Leitsatz (amtlich)

1. Erwerbsobliegenheitsverstoß und Zurechnung eines fiktiven Einkommens als Bäcker in Vollzeit.

2. Zur Zurechnung fiktiver Mieteinnahmen.

 

Verfahrensgang

AG Oranienburg (Aktenzeichen 36 F 7/13)

 

Tenor

Der Antrag des Antragstellers auf Bewilligung von Verfahrenskostenhilfe für die Durchführung des Beschwerdeverfahrens wird zurückgewiesen.

Dem Antragsgegner wird für das Beschwerdeverfahren ratenfreie Verfahrenskostenhilfe unter Beiordnung von Rechtsanwalt RW in Velten bewilligt.

 

Gründe

Der Antrag des Antragstellers auf Bewilligung von Verfahrenskostenhilfe für die Durchführung des Beschwerdeverfahrens war zurückzuweisen, weil dem Rechtsmittel hinreichende Erfolgsaussichten nicht beigemessen werden können. Eine auch nur teilweise Abänderung der angefochtenen Entscheidung zugunsten des Antragstellers scheidet nach derzeitiger Aktenlage aus. Im Einzelnen:

I. Die Beteiligten streiten um Kindesunterhalt seit September 2011 und fortlaufend.

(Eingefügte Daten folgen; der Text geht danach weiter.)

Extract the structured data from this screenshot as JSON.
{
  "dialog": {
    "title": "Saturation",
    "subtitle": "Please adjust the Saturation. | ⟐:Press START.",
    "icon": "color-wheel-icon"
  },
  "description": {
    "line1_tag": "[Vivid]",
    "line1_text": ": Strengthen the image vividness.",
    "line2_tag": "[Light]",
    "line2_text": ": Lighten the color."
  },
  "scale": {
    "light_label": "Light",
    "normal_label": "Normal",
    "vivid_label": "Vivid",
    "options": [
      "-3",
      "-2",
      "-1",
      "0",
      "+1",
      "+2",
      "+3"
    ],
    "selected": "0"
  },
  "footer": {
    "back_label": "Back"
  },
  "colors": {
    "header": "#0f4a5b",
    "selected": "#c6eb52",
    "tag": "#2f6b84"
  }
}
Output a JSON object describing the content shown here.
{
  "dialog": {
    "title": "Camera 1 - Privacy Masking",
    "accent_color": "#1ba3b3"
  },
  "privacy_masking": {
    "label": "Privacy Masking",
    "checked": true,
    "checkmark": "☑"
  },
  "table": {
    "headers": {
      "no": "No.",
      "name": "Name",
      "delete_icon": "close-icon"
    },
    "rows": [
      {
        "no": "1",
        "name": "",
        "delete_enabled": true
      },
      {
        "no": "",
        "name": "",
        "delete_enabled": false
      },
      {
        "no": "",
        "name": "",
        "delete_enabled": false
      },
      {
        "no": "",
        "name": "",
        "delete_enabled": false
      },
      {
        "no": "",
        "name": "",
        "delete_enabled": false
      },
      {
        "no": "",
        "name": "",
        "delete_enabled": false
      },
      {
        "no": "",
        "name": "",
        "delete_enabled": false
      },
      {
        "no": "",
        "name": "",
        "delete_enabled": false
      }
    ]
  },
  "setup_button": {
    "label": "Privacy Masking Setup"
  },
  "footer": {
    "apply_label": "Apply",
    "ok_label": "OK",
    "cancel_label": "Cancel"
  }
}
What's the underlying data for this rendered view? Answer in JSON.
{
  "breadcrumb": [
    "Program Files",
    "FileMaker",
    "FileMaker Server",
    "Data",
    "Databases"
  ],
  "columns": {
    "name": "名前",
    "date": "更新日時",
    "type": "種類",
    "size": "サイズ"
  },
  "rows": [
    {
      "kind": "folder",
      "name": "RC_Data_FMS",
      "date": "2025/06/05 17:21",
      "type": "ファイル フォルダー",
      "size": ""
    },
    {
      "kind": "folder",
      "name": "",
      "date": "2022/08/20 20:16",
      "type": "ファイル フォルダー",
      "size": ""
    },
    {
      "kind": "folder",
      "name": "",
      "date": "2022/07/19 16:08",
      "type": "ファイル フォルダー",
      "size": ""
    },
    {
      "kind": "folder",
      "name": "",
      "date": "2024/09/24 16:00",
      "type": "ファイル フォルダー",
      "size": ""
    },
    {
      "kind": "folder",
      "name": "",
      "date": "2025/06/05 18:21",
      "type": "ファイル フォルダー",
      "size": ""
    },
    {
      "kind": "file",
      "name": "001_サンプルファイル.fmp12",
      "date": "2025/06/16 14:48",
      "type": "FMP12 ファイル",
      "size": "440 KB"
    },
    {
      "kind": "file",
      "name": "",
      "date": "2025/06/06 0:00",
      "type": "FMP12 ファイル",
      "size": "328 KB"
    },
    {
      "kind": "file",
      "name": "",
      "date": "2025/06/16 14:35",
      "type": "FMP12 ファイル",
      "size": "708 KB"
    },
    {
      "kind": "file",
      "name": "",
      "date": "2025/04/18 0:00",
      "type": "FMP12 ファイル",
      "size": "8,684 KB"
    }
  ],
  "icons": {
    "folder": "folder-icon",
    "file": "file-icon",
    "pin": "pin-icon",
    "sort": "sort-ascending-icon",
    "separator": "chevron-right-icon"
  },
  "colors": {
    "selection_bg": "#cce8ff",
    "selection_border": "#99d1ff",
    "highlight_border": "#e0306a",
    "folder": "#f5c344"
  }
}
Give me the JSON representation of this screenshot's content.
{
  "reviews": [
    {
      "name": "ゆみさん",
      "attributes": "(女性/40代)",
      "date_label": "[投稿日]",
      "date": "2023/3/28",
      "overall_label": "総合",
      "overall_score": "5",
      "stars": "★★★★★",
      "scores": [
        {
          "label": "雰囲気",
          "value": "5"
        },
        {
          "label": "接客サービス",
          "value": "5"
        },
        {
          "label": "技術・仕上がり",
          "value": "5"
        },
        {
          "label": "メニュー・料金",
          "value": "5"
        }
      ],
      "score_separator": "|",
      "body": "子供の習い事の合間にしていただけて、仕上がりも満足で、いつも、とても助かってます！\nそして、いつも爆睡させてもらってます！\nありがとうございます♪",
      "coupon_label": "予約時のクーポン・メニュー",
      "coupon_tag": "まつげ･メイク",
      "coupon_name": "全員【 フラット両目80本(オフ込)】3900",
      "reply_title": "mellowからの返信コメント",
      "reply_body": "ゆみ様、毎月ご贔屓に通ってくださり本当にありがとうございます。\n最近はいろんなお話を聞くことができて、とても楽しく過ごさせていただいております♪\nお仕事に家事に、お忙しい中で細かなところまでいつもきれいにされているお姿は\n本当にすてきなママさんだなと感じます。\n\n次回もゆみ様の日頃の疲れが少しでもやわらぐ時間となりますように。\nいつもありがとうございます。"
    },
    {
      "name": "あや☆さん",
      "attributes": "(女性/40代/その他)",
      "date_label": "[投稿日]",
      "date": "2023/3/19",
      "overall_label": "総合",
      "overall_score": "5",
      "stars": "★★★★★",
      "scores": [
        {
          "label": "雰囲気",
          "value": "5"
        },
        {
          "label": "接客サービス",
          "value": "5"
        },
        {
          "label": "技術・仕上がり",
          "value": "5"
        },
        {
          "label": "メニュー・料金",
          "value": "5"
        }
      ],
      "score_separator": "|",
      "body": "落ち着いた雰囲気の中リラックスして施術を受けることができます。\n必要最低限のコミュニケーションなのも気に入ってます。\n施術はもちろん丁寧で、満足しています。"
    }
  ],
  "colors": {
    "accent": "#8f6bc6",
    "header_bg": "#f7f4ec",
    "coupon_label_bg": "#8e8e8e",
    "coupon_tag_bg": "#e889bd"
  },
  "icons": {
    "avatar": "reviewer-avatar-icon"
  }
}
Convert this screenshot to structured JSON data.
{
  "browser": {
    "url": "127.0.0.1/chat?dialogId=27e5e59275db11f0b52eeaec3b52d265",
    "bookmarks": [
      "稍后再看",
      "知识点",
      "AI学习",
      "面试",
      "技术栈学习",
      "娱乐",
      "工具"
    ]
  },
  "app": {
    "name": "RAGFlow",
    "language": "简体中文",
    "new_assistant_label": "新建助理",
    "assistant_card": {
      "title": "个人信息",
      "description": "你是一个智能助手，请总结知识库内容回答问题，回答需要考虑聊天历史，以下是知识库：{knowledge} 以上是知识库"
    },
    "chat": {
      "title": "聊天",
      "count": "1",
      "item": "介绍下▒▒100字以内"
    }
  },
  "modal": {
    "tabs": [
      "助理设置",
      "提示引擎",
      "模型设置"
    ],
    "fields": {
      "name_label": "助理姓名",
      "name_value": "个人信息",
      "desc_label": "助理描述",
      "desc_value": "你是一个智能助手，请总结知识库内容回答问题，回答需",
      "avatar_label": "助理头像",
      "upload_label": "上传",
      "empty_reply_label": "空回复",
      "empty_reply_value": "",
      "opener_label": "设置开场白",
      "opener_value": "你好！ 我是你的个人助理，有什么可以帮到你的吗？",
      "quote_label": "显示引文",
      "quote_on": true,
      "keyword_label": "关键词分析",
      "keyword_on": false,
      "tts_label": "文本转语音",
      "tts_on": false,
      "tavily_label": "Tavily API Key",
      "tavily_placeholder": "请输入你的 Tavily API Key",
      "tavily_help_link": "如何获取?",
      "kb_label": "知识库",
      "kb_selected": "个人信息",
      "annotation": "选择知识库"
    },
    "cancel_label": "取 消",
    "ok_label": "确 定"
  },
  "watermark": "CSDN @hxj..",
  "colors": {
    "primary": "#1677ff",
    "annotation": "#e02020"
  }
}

Der Antragsteller ist der Vater des am 15.2.2005 geborenen Antragsgegners, der seit der Trennung der Kindeseltern im Jahr 2007 im Haushalt seiner Mutter lebt. Mit Unterhaltsfestsetzungsbeschluss des AG Oranienburg vom ... wurde der Antragsteller verpflichtet, beginnend ab 1.6.2011 den Mindestunterhalt der jeweiligen Altersstufe abzgl. des anzurechnenden hälftigen Kindergeldes für ein erstes Kind zu zahlen (Bl. 21 GA).

Mit dem am 6.9.2012 eingegangenen Abänderungsantrag hat der Antragsteller Leistungsunfähigkeit eingewendet und die Abänderung des Unterhaltsfestsetzungsbeschlusses dahin beantragt, dass er ab September 2011 zu Unterhaltszahlungen nicht mehr verpflichtet ist.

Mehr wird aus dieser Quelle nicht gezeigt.